Die andere Seite, sagt Sickinger, ist aber die: Parteispenden ermöglichen Parteigründungen. Neue Parteien bekommen logischerweise noch keine Parteienförderung. Um in einem Wahlkampf zu bestehen, braucht eine Partei aber Geld. Oder, wie Sickinger es formuliert: "Die Neos würde es nicht geben, wenn die Regelungen von heute damals schon gegolten hätten." Die Kleinpartei wurde bekanntlich massiv vom Industriellen Hans Peter Haselsteiner unterstützt.
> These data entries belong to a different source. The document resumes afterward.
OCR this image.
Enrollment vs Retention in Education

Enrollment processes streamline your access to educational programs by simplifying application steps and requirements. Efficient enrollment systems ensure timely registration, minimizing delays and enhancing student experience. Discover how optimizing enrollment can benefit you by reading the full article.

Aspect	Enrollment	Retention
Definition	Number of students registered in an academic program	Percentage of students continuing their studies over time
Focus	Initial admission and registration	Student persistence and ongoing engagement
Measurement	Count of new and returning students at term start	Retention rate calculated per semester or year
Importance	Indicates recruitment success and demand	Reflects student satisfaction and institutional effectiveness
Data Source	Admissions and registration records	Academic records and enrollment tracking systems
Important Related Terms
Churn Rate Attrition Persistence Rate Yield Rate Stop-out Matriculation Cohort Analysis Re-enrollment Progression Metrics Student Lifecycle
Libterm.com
Die Neos fordern aktuell eine Offenlegung aller Geldflüsse aus den Kammern sowie eine drastische Reduktion. Zuvor ging aus der Beantwortung einer parlamentarischen Anfrage hervor, dass vor allem die Wirtschafts-, aber auch die Arbeiterkammer ihren Fraktionen – und damit indirekt den Parteien – im Vorjahr knapp 33 Millionen Euro ausgezahlt haben. Das liegt über der diesjährigen Parteienförderung des Bundes (30,9 Millionen). Europaweit finanzieren sich Parteien großteils über den Staat. Österreich liegt seit Jahren im Spitzenfeld – weltweit. (Anna Giulia Fink, Katharina Mittelstaedt, 1.9.2021)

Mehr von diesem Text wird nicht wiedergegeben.